Rails 2.1 allows you to add something called “named scope” (formerly a plugin) to your records. This allows you to more easily classify and access records. Let’s look at some examples.
In Launchpad, one of the main classes we have is the Article class (to represent a written article / blog-post type object). One distinction we need to make in almost every query is the published status; we need to do things like this:
@newest = Article.find(:first, :conditions => ["is_published = ?", true], :limit => 10)
Wouldn’t it be easier if we could just access all the published articles as a separate collection? This is precisely what named scope allows us to accomplish.
To create a collection of published articles via named scope, we can do this:
class Article
named_scope :published, :conditions => {:is_published => true}
# ...
end
This will allow us to access all the published articles through Article.published.
Another distinction we need to make often is articles that are published before NOW. This is because we allow putting a future date on articles, and displaying those when that date/time arrives.
We’d create another named scope like so:
named_scope :visible_now, :conditions => {:created_on <= Date.today}
What if we want to combine these two together to get all published articles visible now? Do we need to make a new named scope?
No! Simply chain them, like so:
@recent = Article.visible_now.published
... and it works!
One final issue we'll address is parameterizable named scopes. Authors who log in want to see all their articles (regardless of publication date/time/status); it's impossible to create one named scope per author (and even if it was possible, it would be impractical); can we still somehow take advantage of named scopes to solve this problem?
We can--because named scopes can take an optional block of code/variables. We can create a parameterizable scope that takes the author ID, like so:
named_scope :my_articles, lambda { |my_id|
{ :conditions => ["author_id = ?", my_id] }
}
Then, to get the articles for the current user, we just pass in the right ID, like so:
@current_author_articles = Article.my_articles(current_user.id)

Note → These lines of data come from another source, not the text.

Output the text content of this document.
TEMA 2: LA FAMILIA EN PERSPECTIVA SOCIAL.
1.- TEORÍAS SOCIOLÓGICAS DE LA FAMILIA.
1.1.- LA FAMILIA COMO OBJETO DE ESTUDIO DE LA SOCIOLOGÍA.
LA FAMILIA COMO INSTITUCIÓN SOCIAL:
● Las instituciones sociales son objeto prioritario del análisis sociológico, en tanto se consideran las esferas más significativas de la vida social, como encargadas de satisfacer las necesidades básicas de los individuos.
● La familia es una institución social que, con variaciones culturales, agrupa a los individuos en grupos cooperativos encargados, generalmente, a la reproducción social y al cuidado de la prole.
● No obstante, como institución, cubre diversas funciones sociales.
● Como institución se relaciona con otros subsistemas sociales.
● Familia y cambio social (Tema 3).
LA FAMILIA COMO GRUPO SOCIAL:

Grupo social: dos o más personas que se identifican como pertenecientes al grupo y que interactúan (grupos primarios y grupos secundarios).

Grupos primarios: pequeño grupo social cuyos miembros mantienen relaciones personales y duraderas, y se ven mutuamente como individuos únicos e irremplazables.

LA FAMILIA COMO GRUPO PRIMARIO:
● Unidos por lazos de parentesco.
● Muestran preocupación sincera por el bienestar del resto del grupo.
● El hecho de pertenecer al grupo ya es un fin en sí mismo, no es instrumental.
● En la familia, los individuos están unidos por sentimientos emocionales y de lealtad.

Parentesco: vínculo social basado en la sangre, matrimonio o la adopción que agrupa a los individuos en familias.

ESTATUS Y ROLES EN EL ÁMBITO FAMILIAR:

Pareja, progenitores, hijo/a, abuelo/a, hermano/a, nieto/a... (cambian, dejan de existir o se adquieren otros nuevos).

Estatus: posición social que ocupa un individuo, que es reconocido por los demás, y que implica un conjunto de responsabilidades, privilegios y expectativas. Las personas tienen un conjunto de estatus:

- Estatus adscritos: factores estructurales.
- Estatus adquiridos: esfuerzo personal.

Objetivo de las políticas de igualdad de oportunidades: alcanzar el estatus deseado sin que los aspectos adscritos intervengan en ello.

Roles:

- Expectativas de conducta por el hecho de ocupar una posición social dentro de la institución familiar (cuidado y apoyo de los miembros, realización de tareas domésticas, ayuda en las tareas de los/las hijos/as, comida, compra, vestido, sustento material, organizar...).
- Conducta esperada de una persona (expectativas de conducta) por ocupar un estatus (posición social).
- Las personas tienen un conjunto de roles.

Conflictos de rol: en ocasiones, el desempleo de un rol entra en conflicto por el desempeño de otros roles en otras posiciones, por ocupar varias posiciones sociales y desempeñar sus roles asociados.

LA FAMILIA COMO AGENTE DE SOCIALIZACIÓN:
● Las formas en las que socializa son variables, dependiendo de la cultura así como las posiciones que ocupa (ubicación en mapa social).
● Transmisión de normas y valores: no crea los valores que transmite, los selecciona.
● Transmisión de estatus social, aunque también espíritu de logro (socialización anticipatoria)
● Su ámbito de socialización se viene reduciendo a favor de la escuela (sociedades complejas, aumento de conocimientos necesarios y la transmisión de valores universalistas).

And Rails conveniently provides the requested data, thanks to our handy lambda function. (Actually, this example is a bit contrived; we know the ID is current_user.id, which is available in the model, so there's no point passing it in as a parameter.)
Testing named scopes is a bit trickier; for that, consult the Rails 2.1 ebook.
I don’t think the
named_scope :visible_now, :conditions => {:created_on {:created_on <= Date.today}}}
I mean, the way you coded the :visible_now scope, the Date.now will be evaluated when the server starts, not when the query is run. So your query will give increasingly wrong answers as time goes on :-) The right way to do it is to wrap the condition in a lambda; they are not just for capturing parameters, they’re also for delayed execution.
Oh nice, I wasn’t aware of that. Thanks for the correction … I didn’t know that it’s evaluated at server start-time. Did you confirm this empirically? :)
ashes – models only get loaded once – when the server starts. As a result, any code that isn’t run at runtime (this includes behaviours, relationships/associations, scopes.etc.) only get evaluated once the server has started.